= Goree Institute =

Pan African organization in Dakar, Senegal

The Goree Institute, formerly The Goree Institute, Centre for Democracy, Development and Culture in Africa (L'Institut Gorée – Centre pour la Démocratie, le Dévéloppement et la Culture en Afrique), is a Pan African organization located on Gorée Island in Dakar, Senegal.

==History==
The institute, born from an idea formulated by Senegalese president Abdou Diouf, was founded on 25 June 1992. It was established in the wake of a historic June 1987 meeting in Dakar, between the exiled leadership of the African National Congress and a group of liberal South Africans, mostly Afrikaners, from the business world, civil society, politics, religion and academia. Subsequently known as the "Dakar meeting", the gathering was one of many that opened the way for a negotiated end to apartheid in South Africa. Poet and activist Breyten Breytenbach was a foundation member, former executive director, and later board member (at least until his 80th birthday).

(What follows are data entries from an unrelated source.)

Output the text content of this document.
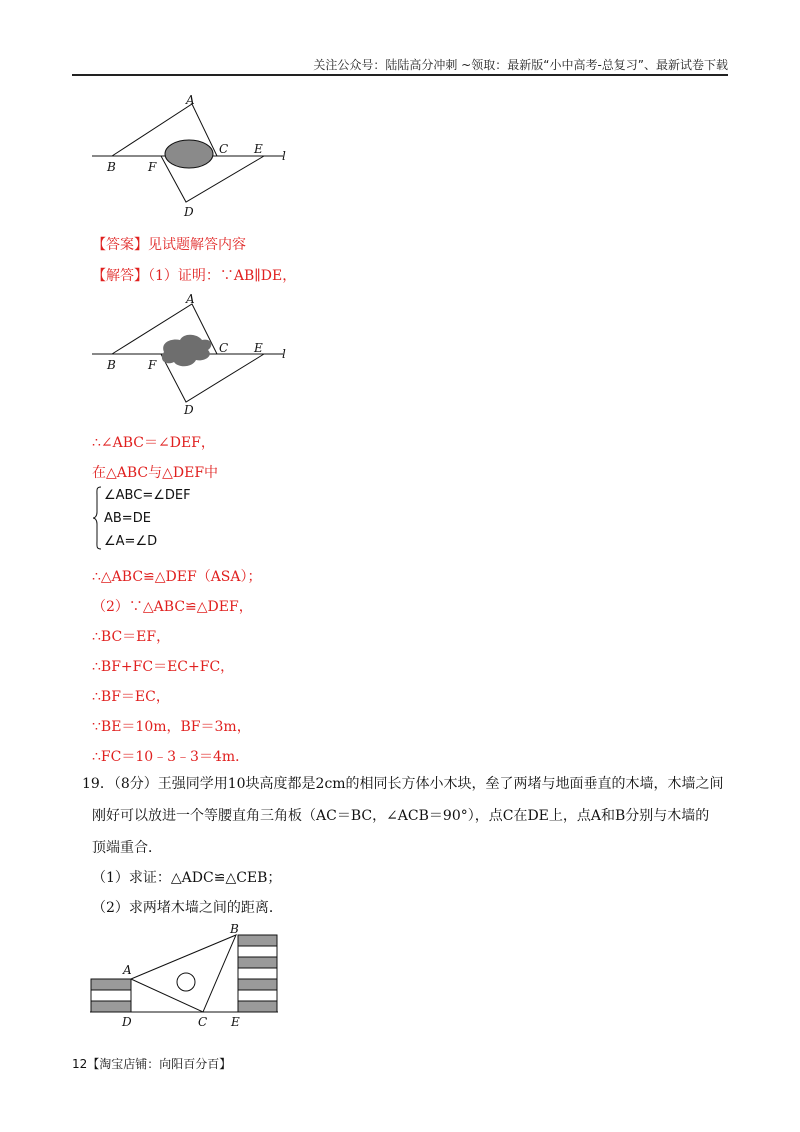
关注公众号：陆陆高分冲刺 ~领取：最新版“小中高考-总复习”、最新试卷下载
A
B	F
C E l
D
【答案】见试题解答内容
【解答】（1）证明：∵AB∥DE，
A
B	F
C E l
D
∴∠ABC＝∠DEF，
在△ABC与△DEF中
∠ABC=∠DEF
AB=DE
∠A=∠D
∴△ABC≌△DEF（ASA）；
（2）∵△ABC≌△DEF，
∴BC＝EF，
∴BF+FC＝EC+FC，
∴BF＝EC，
∵BE＝10m，BF＝3m，
∴FC＝10﹣3﹣3＝4m．
19．（8分）王强同学用10块高度都是2cm的相同长方体小木块，垒了两堵与地面垂直的木墙，木墙之间
刚好可以放进一个等腰直角三角板（AC＝BC，∠ACB＝90°），点C在DE上，点A和B分别与木墙的
顶端重合．
（1）求证：△ADC≌△CEB；
（2）求两堵木墙之间的距离．
A
B
C
D	E
12【淘宝店铺：向阳百分百】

The constitutional and legal environment within which the Institute has since then operated was made possible by the formal statute granted by the government of Senegal in 1991, as an expression of its commitment to allow the Goree Institute to work in the challenging but free-minded "democratic space" of an off-shore Pan-African public interest organisation.

==Aims and activities==
Its mission is "to contribute to the establishment of peaceful societies, fair and self-sufficient in Africa, to strengthen the political dialogue for the peaceful resolution of conflicts, contribute to the consolidation of democratic processes and institutions, and to encourage artistic creativity, social and economic" throughout Africa. The institute addresses questions of integration, civil society, citizenship, nationhood, languages, borders, and neocolonialism, as well as the issue of looting by colonial powers.

Alongside its activities of research, training and facilitation, the centre has set up a section exclusively tasked with the responsibility of hosting summits, researches and artists that in their work contribute to the general mission of the institute. This section, The Teral, provides conferences and sabbatical facilities on Gorée.

The executive director is Doudou Dia, and Ayo Obe is chairperson of the board of trustees.